Dog-friendly campus offering a paws experience for La Salle students

Madison Griffin, 25, is the guardian pupil of the pupscot Angus de La Salle, an English bulldog.

At La Salle, dogs (and other four-legged friends) are welcome and often accompany students on campus.

Having a furry companion on campus has been a rewarding experience for La Salle University students.

Ask Madison Griffin, 25, from Philadelphia. The freshman majoring in political science, philosophy and economics loves dogs.

This is why she became a student guardian or handler for the pupscot Angus de La Salle, an English bulldog. Angus has occupied the La Salle campus since 2019, when the University became the first in the Philadelphia area to introduce a dog-friendly residence hall. Since then, the dogs (and other four-legged friends) have become regulars at La Salle, accompanying students on Hansen Quads, in halls of residence and elsewhere.

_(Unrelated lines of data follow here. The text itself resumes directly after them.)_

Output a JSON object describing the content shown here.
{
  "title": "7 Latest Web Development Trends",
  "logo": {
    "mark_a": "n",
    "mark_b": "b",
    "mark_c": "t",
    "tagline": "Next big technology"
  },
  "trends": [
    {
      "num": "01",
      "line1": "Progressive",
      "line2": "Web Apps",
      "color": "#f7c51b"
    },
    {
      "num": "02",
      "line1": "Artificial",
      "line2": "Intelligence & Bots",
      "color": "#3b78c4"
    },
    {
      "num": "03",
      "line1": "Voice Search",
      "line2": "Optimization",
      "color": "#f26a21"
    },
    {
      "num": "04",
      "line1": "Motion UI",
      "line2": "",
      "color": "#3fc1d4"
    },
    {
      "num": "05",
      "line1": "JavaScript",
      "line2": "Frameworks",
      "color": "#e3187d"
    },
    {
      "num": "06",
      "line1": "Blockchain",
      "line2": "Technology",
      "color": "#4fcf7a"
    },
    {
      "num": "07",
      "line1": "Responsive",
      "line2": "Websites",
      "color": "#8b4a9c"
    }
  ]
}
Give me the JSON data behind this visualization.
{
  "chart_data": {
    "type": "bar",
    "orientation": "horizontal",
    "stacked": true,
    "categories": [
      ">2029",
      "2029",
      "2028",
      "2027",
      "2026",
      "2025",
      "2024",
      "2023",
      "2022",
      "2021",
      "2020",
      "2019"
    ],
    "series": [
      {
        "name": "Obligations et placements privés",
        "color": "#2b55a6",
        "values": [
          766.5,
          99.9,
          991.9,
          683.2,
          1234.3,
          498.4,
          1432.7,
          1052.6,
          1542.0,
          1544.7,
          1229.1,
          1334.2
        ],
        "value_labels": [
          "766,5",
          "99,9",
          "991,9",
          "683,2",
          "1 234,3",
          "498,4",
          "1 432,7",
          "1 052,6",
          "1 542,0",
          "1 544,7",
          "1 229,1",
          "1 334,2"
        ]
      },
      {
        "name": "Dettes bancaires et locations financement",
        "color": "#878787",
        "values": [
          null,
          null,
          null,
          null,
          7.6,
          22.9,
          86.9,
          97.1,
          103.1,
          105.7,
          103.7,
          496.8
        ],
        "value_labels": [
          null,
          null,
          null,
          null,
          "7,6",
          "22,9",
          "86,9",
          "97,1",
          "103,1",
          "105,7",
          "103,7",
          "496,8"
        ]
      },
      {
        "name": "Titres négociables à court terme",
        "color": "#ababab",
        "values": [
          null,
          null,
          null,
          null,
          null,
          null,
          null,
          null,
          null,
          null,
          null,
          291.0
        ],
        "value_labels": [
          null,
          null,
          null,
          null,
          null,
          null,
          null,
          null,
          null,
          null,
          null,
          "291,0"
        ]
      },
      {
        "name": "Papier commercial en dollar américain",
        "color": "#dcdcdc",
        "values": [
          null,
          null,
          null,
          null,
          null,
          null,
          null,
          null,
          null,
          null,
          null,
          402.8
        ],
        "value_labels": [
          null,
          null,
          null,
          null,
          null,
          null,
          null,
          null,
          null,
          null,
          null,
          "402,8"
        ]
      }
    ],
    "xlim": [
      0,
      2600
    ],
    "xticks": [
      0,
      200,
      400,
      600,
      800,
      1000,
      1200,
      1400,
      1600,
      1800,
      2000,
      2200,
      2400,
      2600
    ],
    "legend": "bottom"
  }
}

In particular, Angus has become a fixture at college events. He welcomed prospective students to campus and helped cheer on explorers from the bleachers of TruMark Financial Center’s Tom Gola Arena. Angus the dog

Pets, in many ways, can serve as emotional support for students navigating new environments and experiences, said Gabrielle St. Léger, Ed.D, vice president of student development and campus life at The room.

“Pets are an incredible way to address issues of coping with La Salle and managing anxiety,” St. Leger said. “Furthermore, pets serve as a connector and builder of friendships at the university. We are glad we were able to provide a space where furry friends are welcome.

What’s it like to have a pet dog on a college campus? We asked Griffin.

What did you like about being Angus’ manager?

“I saw the opportunity to apply to be the manager of Angus on the University’s Office of Residence Life Instagram and thought it would be a really cool thing to do.”

What is the experience like?

“It has been gratifying, I would say. At first it was stressful learning about a new environment, but now current students know who I am and know my room. They come to my room and want to see us. I take her for walks around the North Hall complex and in the courtyard. It’s good; the students come up to me to pet it. Angus is so excited about the students.

How do you balance the responsibility of Angus with your academics?

“Sometimes I take Angus with me to class. He’s so well known on campus, and that makes things a little easier. It is also the best study partner.

Was it hard being a freshman and full-time pet owner?
A. “Having Angus on campus has been so good for my mental health. If I wasn’t feeling well or felt overwhelmed, Angus would always nudge me for a hug or a scratch on my forehead.

What does a typical day look like with Angus?

“Angus loves to nap, but he really enjoys taking daily walks and playing on campus. My friends and I will take a ball and throw it at Angus. Exercising every day is really important for her overall health. Also, I make sure he eats throughout the day. He loves carrots and apples. His favorite candy is the apple. I pick them up at Blue and Gold Dining Hall or EatWell in the Union.

Who are Angus’ closest friends on campus?

“He loves every student on campus! He is also very fond of my other dog Brian, who sometimes comes for visits. He looks forward to going out and meeting new friends, especially when the weather warms up.

What advice would you give to a student considering having a dog or pet on campus?

“Living with Angus or among the other students with dogs. It was such a wonderful experience. Although it was a lot of responsibility, it taught me many valuable lessons that I don’t think I would have learned if I hadn’t been his master.